У Виктора Васильевича был только один недостаток. Всего один. Но какой! Он любил выпить. Эта пагубная склонность к спиртным напиткам ужасно мешала самосовершенствованию. И здоровью в какой-то мере тоже. На следующий день после пьянки Штокман просыпался с прыщами на физиономии и трясущимися руками. А когда смотрел в зеркало, с горечью отмечал, что очень похож на свинью. Благодаря несокрушимой силе воли наутро он никогда не опохмелялся, зато напивался вечером. Приятели не могли уразуметь в этом никакого смысла. Получалось, что Штокман зазря мучился все утро и весь день. И коли уж вечером все равно пил, то зачем было терпеть? Зачем подвергать себя нечеловеческим пыткам? В результате все сходились на том, что Штокман мазохист, и оставляли его в покое. До следующего запоя.
Ну а в остальном он мог служить примером для современной молодежи. Основательный, прагматичный, с ограниченным, но рациональным умом. Он в жизни ничего не забывал, ничего не терял. У него никогда не крали кошелек, его никогда не обманывали и никогда не обсчитывали. Опаздывал он ровно на одну минуту, не больше, так что это никого не раздражало. На «Мосфильме» его считали человеком незаменимым, и ему это было очень приятно.
Когда-то он был женат. Но недолго. Месяцев через пять супружеской жизни ему надоела жена. Она была очень приличной женщиной, только слишком много ела. А Штокман не любил ничего «слишком». Все должно было быть по правилам и нормам.
Убийство Миши Михайловского в эти нормы никак не укладывалось. Для Виктора Васильевича дело еще осложнялось тем, что он сам присутствовал в Мишиной квартире в тот самый вечер, когда произошла трагедия. Он не ощущал своей причастности к случившемуся. Он относился к этому так: «А если перед моим домом лихач задавит прохожего, я тоже буду виноват?» Зато эту причастность ощущали следователи. Штокману прислали повестку. Он, как порядочный гражданин, явился и рассказал все подробности злополучного вечера. Этого сыщикам показалось мало. Сегодня, рано утром, ему позвонил настырный оперативник Сахаров и напросился в гости. Причем время нахально определил сам — час тридцать. Именно в час тридцать, ни минутой раньше и ни минутой позже, Штокман садился обедать. Выходило, что хитрый оперативник подгадал как раз к обеду. Штокман очень не хотел его угощать. Он был несколько прижимист. Но впитанные с молоком матери правила гостеприимства не позволили бы ему есть одному в присутствии гостя.
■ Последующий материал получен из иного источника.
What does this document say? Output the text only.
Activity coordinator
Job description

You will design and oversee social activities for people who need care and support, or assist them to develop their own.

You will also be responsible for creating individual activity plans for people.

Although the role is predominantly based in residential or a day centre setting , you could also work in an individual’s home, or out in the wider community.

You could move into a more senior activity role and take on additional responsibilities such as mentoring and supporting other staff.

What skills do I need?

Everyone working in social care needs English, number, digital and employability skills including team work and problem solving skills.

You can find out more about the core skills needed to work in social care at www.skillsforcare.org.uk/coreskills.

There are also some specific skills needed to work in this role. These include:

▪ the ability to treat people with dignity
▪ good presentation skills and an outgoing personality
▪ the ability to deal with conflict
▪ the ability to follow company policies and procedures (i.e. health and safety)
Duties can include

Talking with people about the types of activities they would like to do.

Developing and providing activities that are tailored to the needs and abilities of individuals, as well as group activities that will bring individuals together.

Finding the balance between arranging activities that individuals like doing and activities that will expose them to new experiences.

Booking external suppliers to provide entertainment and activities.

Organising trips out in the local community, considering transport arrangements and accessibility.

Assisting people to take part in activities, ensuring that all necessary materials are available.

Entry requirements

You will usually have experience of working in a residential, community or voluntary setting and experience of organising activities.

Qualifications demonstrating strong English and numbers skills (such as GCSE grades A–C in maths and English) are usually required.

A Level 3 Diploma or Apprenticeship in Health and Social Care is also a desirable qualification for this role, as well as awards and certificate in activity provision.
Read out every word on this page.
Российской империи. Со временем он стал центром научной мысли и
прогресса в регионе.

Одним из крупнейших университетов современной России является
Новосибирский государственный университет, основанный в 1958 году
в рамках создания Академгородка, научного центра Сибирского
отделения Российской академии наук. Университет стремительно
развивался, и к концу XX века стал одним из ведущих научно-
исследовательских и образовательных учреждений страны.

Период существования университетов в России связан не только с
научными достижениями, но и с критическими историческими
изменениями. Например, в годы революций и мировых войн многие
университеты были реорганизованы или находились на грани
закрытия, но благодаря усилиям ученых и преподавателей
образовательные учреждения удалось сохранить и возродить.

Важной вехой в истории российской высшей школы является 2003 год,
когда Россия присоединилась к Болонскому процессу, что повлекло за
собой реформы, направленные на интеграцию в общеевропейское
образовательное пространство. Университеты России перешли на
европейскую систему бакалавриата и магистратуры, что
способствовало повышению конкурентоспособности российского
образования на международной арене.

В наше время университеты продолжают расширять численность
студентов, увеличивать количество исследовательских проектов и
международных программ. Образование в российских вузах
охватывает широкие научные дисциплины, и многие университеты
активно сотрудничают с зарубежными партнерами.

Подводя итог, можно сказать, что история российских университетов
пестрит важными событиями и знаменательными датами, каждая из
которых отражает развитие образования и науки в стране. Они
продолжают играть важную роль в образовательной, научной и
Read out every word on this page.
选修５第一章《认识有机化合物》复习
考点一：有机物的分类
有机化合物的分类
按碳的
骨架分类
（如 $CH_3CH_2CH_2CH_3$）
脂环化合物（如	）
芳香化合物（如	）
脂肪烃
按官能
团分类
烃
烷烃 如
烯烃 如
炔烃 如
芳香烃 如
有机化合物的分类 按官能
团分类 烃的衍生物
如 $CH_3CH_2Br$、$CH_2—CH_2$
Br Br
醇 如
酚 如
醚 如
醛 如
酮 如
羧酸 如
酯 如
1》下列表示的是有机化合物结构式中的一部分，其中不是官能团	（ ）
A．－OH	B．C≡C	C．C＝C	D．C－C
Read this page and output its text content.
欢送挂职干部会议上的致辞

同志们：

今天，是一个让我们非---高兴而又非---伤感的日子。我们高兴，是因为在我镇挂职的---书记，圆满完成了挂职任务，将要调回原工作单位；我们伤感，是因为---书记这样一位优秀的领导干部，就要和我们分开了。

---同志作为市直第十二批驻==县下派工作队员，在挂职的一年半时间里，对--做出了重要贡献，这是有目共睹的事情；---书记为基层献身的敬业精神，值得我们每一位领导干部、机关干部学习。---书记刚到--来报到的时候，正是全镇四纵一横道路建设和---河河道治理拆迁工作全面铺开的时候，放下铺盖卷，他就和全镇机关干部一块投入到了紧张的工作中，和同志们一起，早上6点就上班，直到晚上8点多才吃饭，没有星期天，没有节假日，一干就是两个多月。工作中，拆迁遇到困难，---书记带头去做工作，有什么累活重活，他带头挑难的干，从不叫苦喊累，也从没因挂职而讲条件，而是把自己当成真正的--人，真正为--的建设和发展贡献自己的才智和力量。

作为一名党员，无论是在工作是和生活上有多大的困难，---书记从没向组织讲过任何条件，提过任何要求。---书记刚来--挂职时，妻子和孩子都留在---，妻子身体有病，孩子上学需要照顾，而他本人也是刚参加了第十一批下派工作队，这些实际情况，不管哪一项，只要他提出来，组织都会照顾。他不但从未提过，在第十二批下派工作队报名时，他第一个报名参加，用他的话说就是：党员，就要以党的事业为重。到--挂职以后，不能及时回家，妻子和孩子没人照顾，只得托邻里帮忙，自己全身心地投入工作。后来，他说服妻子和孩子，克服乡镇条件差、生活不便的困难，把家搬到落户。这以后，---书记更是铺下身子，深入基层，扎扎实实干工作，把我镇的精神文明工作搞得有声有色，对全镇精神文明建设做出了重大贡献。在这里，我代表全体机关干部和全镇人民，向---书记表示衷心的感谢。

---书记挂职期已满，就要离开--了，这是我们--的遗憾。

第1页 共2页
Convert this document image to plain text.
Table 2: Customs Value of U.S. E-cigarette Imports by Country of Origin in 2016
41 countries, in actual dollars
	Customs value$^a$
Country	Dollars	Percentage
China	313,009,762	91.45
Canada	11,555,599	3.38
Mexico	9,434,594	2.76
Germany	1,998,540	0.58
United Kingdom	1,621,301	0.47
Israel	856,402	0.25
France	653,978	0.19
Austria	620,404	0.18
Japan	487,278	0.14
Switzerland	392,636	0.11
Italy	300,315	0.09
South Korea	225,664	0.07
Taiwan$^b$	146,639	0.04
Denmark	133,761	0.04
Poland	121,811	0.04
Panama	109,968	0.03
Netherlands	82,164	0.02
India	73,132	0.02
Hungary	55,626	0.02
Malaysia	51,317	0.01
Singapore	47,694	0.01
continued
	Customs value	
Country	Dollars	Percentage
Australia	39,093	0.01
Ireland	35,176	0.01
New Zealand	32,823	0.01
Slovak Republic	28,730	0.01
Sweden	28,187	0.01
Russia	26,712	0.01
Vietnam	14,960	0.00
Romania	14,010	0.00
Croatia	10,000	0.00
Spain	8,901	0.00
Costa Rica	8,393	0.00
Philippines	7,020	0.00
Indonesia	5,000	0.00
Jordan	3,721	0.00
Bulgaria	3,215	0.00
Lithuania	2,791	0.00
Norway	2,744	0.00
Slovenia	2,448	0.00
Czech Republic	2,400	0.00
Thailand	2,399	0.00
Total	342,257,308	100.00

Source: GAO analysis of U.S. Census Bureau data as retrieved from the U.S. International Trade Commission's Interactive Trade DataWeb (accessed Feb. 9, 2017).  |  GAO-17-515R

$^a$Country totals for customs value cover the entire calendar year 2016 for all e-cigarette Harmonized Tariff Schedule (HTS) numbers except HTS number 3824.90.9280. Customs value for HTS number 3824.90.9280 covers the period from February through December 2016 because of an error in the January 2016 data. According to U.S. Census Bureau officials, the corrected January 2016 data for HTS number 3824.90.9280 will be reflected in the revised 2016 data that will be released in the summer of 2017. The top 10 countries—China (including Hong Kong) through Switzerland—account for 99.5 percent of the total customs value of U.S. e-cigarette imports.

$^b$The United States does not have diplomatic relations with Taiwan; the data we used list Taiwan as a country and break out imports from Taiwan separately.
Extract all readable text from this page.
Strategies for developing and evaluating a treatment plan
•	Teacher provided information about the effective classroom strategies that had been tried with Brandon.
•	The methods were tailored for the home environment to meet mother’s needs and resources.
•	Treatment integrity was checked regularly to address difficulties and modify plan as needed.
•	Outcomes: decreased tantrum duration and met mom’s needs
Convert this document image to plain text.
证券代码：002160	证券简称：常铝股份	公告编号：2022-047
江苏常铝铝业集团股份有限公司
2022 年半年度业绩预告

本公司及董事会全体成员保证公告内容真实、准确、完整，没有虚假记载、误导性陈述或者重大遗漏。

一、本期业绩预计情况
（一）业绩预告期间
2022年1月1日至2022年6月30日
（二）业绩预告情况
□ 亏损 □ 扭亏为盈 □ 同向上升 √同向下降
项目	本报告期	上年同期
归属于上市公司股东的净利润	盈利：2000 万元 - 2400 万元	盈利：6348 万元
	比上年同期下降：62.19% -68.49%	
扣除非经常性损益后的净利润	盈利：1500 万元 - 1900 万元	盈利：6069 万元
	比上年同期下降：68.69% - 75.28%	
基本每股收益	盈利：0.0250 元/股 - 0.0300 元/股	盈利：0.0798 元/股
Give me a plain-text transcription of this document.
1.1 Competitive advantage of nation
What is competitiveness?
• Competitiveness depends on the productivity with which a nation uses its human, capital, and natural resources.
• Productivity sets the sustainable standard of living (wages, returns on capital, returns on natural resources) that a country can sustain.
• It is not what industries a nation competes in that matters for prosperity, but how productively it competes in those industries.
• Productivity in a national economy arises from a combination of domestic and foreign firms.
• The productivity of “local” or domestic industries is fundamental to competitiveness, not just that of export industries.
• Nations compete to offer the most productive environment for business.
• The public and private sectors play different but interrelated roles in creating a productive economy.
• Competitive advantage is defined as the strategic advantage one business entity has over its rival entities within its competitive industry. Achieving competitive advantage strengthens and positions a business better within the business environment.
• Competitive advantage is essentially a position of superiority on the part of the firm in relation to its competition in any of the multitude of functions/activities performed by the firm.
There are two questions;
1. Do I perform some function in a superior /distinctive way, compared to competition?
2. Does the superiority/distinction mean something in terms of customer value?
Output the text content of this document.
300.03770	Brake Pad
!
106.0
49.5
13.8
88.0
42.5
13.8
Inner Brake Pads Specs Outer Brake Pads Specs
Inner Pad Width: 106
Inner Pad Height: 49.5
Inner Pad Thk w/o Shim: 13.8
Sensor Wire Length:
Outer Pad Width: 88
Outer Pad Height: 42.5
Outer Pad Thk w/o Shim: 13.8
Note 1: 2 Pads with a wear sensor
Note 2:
Такие обстоятельства никак не способствовали бодрости духа. К половине второго Виктор Васильевич, стоя у плиты, совсем приуныл. На сковородке с тихим шипением жарились пельмени. Часть их принадлежала теперь оперативнику. Робкая надежда на то, что тот откажется обедать, при здравом размышлении испарилась. Что он, дурак, этот оперативник? Зайти к свидетелю на обед и не поесть? Штокман был убежден, что все милиционеры так и питаются: обходят свидетелей и у каждого съедают половину обеда. А время легко подгадать...
Как именно подгадать время, чтобы попасть на обед к незнакомому человеку, Штокман не знал. Это было не важно. Важно было то, что Сахаров и не подумал опоздать, хотя бы из вежливости. Он явился ровно в час тридцать, когда хозяин уже выкладывал на тарелку пухлые румяные пельмени.